Ce fait doit être replacé dans son contexte. Mis à sac par des politiciens véreux sous l'ancien président, Daniel Arap Moi, le Kenya connaît aujourd'hui un regain de corruption au plus haut niveau. [L'élection de Mwai Kibaki, en décembre 2002, a mis un terme à vingt-quatre ans de règne du président Arap Moi.] Le pillage des caisses de l'Etat est si scandaleux que de nombreux Kényans s'attendaient à ce que les représentants des pays donateurs prononcent un blâme sévère à l'encontre de leur pays lors d'une réunion avec le gouvernement qui s'est tenue au mois d'avril.
Les ambassadeurs se préparaient, m'a-t-on dit, à dénoncer de tels agissements quand un homme a pris les choses en main, balayant les objections et engageant les donateurs, non pas à blâmer le pays, mais au contraire à soutenir un énième plan gouvernemental de lutte contre la corruption, concocté à la va-vite. L'homme qui a manoeuvré de la sorte n'était autre - vous l'avez deviné - que Diop. Rien ne permet de penser que M. Diop, qui payait un loyer pour sa villa, ait invité les donateurs à se montrer indulgents avec un gouvernement indiscipliné dans le seul but de plaire à son propriétaire. Cependant, la révélation de ce lien entre les deux hommes met en évidence la connivence qui unit trop souvent les représentants de la Banque mondiale et les dirigeants africains. Un homme qui a des millions à débourser devrait maintenir une saine distance avec ceux qui courent après son argent. Il est surprenant qu'un tel conflit d'intérêts n'ait pas sauté aux yeux de la Banque mondiale. J'ai appelé le service de presse de la Banque pour lui demander si elle jugeait opportun qu'un de ses représentants soit locataire du président d'un pays client. "Quand M. Diop a signé le bail en 2002, M. Kibaki n'était pas président, il était chef de l'opposition", a répondu la Banque.

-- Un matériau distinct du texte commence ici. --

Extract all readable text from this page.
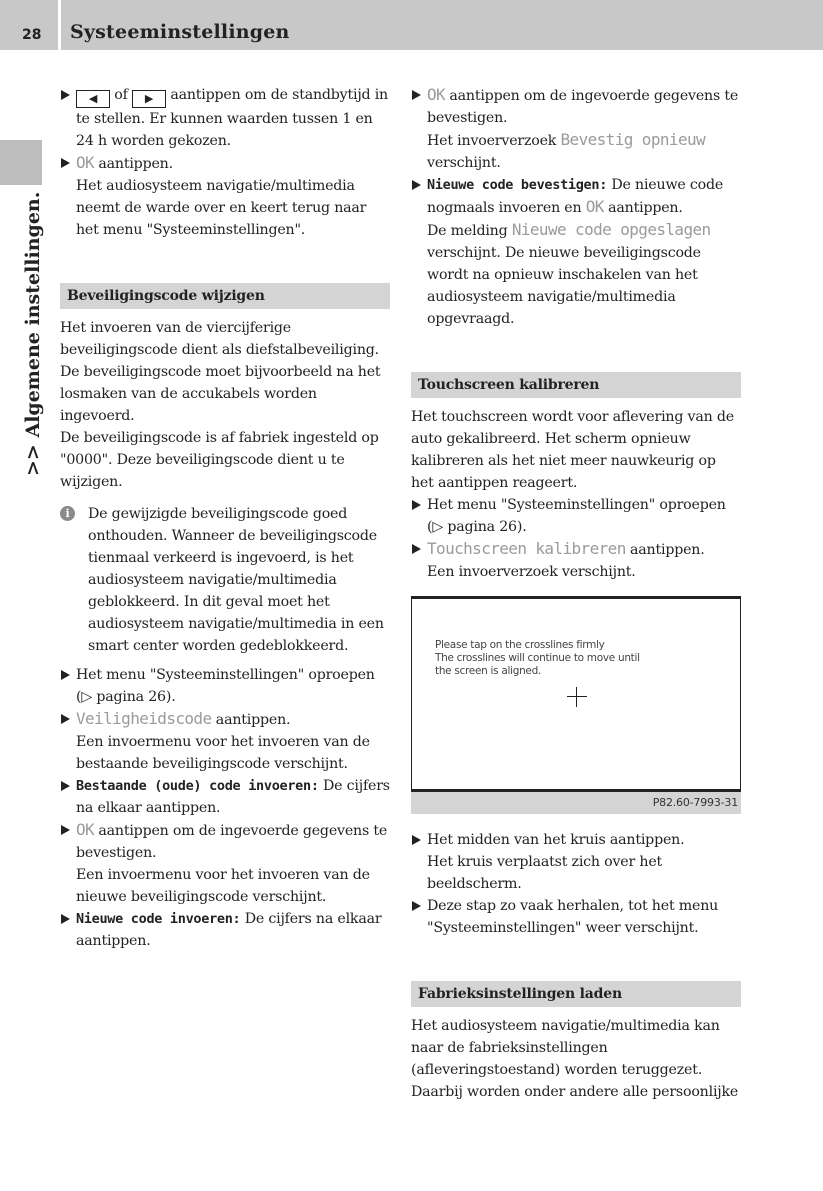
28 Systeeminstellingen
>> Algemene instellingen.
◀ of ▶ aantippen om de standbytijd in te stellen. Er kunnen waarden tussen 1 en 24 h worden gekozen.
OK aantippen.
Het audiosysteem navigatie/multimedia neemt de warde over en keert terug naar het menu "Systeeminstellingen".
Beveiligingscode wijzigen
Het invoeren van de viercijferige beveiligingscode dient als diefstalbeveiliging. De beveiligingscode moet bijvoorbeeld na het losmaken van de accukabels worden ingevoerd.
De beveiligingscode is af fabriek ingesteld op "0000". Deze beveiligingscode dient u te wijzigen.
i	De gewijzigde beveiligingscode goed onthouden. Wanneer de beveiligingscode tienmaal verkeerd is ingevoerd, is het audiosysteem navigatie/multimedia geblokkeerd. In dit geval moet het audiosysteem navigatie/multimedia in een smart center worden gedeblokkeerd.
Het menu "Systeeminstellingen" oproepen (▷ pagina 26).
Veiligheidscode aantippen.
Een invoermenu voor het invoeren van de bestaande beveiligingscode verschijnt.
Bestaande (oude) code invoeren: De cijfers na elkaar aantippen.
OK aantippen om de ingevoerde gegevens te bevestigen.
Een invoermenu voor het invoeren van de nieuwe beveiligingscode verschijnt.
Nieuwe code invoeren: De cijfers na elkaar aantippen.
OK aantippen om de ingevoerde gegevens te bevestigen.
Het invoerverzoek Bevestig opnieuw verschijnt.
Nieuwe code bevestigen: De nieuwe code nogmaals invoeren en OK aantippen.
De melding Nieuwe code opgeslagen verschijnt. De nieuwe beveiligingscode wordt na opnieuw inschakelen van het audiosysteem navigatie/multimedia opgevraagd.
Touchscreen kalibreren
Het touchscreen wordt voor aflevering van de auto gekalibreerd. Het scherm opnieuw kalibreren als het niet meer nauwkeurig op het aantippen reageert.
Het menu "Systeeminstellingen" oproepen (▷ pagina 26).
Touchscreen kalibreren aantippen.
Een invoerverzoek verschijnt.
Please tap on the crosslines firmly
The crosslines will continue to move until
the screen is aligned.
P82.60-7993-31
Het midden van het kruis aantippen.
Het kruis verplaatst zich over het beeldscherm.
Deze stap zo vaak herhalen, tot het menu "Systeeminstellingen" weer verschijnt.
Fabrieksinstellingen laden
Het audiosysteem navigatie/multimedia kan naar de fabrieksinstellingen (afleveringstoestand) worden teruggezet. Daarbij worden onder andere alle persoonlijke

Mes séjours réguliers au Kenya me permettent d'affirmer qu'en 2002 il était clair pour tout le monde que Kibaki allait accéder à la présidence. De toute façon, je ne trouve pas plus acceptable, pour un représentant de la Banque mondiale, de louer sa maison au chef de l'opposition que de la louer au président. Le conflit d'intérêts est le même. Sûr de son bon droit, l'établissement ne voit pourtant aucune raison de lancer une enquête interne, car, plus déconcertant encore, la transaction a été approuvée par un audit de la Banque mondiale en 2002. Curieusement, le peuple kényan a une vision totalement différente de l'affaire, si l'on en juge par les blogs qui lui sont consacrés. Merci donc, Lucy, de nous avoir un petit peu éclairés sur les choses de la vie.
Encadré(s) :
Croissance soutenue
Courrier international
Le président Mwai Kibaki a annoncé le 1er juin que le Kenya avait connu une croissance de son PIB de 4,3 % en 2004, alors qu'elle avait été de 0,4 % à peine en 2002. L'année dernière, le tourisme, l'une des principales sources de devises de ce pays, aurait crû de 15 %.